Smart Matching for Text Fields

When you provide a value directly to a text field (without explicit operators), we automatically apply smart matching. Under the hood, it works like this:
  • Single-word values: Performs a term search, matching the word against tokens in the field.
  • Multi-word values: Combines phrase matching, term matching, and fuzzy matching with different boost weights to rank exact phrases highest while still finding partial matches.
  • Double-quoted phrases: Forces exact phrase matching (e.g., "\"noise cancelling\"" matches only those words adjacent and in order).
For more control, use explicit operators like $phrase, $fuzzy, or $contains.

Query Options

1. Pagination with Limit and Offset

Limit controls how many results to return. Offset controls how many results to skip.
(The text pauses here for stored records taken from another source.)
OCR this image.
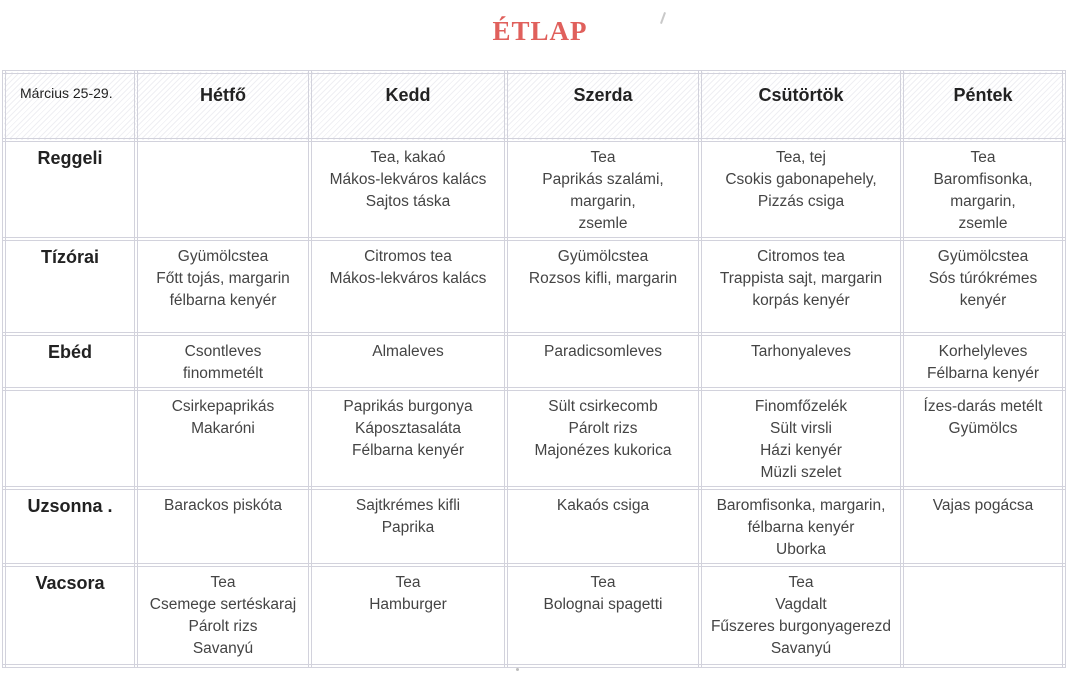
ÉTLAP
Március 25-29.	Hétfő	Kedd	Szerda	Csütörtök	Péntek
Reggeli		Tea, kakaó
Mákos-lekváros kalács
Sajtos táska	Tea
Paprikás szalámi,
margarin,
zsemle	Tea, tej
Csokis gabonapehely,
Pizzás csiga	Tea
Baromfisonka,
margarin,
zsemle
Tízórai	Gyümölcstea
Főtt tojás, margarin
félbarna kenyér	Citromos tea
Mákos-lekváros kalács	Gyümölcstea
Rozsos kifli, margarin	Citromos tea
Trappista sajt, margarin
korpás kenyér	Gyümölcstea
Sós túrókrémes
kenyér
Ebéd	Csontleves
finommetélt	Almaleves	Paradicsomleves	Tarhonyaleves	Korhelyleves
Félbarna kenyér
	Csirkepaprikás
Makaróni	Paprikás burgonya
Káposztasaláta
Félbarna kenyér	Sült csirkecomb
Párolt rizs
Majonézes kukorica	Finomfőzelék
Sült virsli
Házi kenyér
Müzli szelet	Ízes-darás metélt
Gyümölcs
Uzsonna .	Barackos piskóta	Sajtkrémes kifli
Paprika	Kakaós csiga	Baromfisonka, margarin,
félbarna kenyér
Uborka	Vajas pogácsa
Vacsora	Tea
Csemege sertéskaraj
Párolt rizs
Savanyú	Tea
Hamburger	Tea
Bolognai spagetti	Tea
Vagdalt
Fűszeres burgonyagerezd
Savanyú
Together, they provide a way to paginate results.
// Page 1: first 10 results (with optional offset)
const page1 = await index.query({
  filter: { description: "wireless" },
  limit: 10,
});

// Page 2: results 11-20
const page2 = await index.query({
  filter: { description: "wireless" },
  limit: 10,
  offset: 10,
});

// Page 3: results 21-30
const page3 = await index.query({
  filter: { description: "wireless" },
  limit: 10,
  offset: 20,
});

2. Sorting Results

Normally, search results are sorted in descending order of query relevance. It is possible to override this, and sort the results by a certain field in ascending or descending order. Only fields defined as .fast() in the schema can be used as the sort field (enabled by default). When using orderBy, the score in results reflects the sort field’s value rather than relevance.
// Sort by price, cheapest first
await products.query({
  filter: { category: "electronics" },
  orderBy: { price: "ASC" },
});

// Sort by date, newest first
await articles.query({
  filter: { author: "john" },
  orderBy: { publishedAt: "DESC" },
});

// Sort by rating, highest first, which can be combined with LIMIT and OFFSET
await products.query({
  filter: { inStock: true },
  orderBy: { rating: "DESC" },
  limit: 5,
});

3. Controlling Output

By default, search results include document key, relevance score, and the contents of the document (including the non-indexed fields). For JSON and string indexes, that means the stored JSON objects as whole. For hash indexes, it means all fields and values.
// Example: Return documents without content
await products.query({
  select: {},
  filter: { name: "headphones" },
});
// Example: Return only `name` and `price`
await products.query({
  select: { name: true, price: true },
  filter: { name: "headphones" },
});
When using aliased fields, use the actual document field name (not the alias) when selecting fields to return. This is because aliasing happens at the index level and does not modify the underlying documents.

4. Highlighting

Highlighting allows you to see why a document matched the query by marking the matching portions of the document’s fields. By default, <em> and </em> are used as the highlight tags.
// Highlight matching terms
await products.query({
  filter: { description: "wireless noise cancelling" },
  highlight: { fields: ["description"] },
});

// Custom open and close highlight tags
await products.query({
  filter: { description: "wireless" },
  highlight: { fields: ["description"], preTag: "!!", postTag: "**" },
});
Note that highlighting only works for operators that resolve to terms, such as term or phrase queries.
When using aliased fields, use the alias name (not the actual document field name) when specifying fields to highlight. The highlighting feature works with indexed field names, which are the aliases.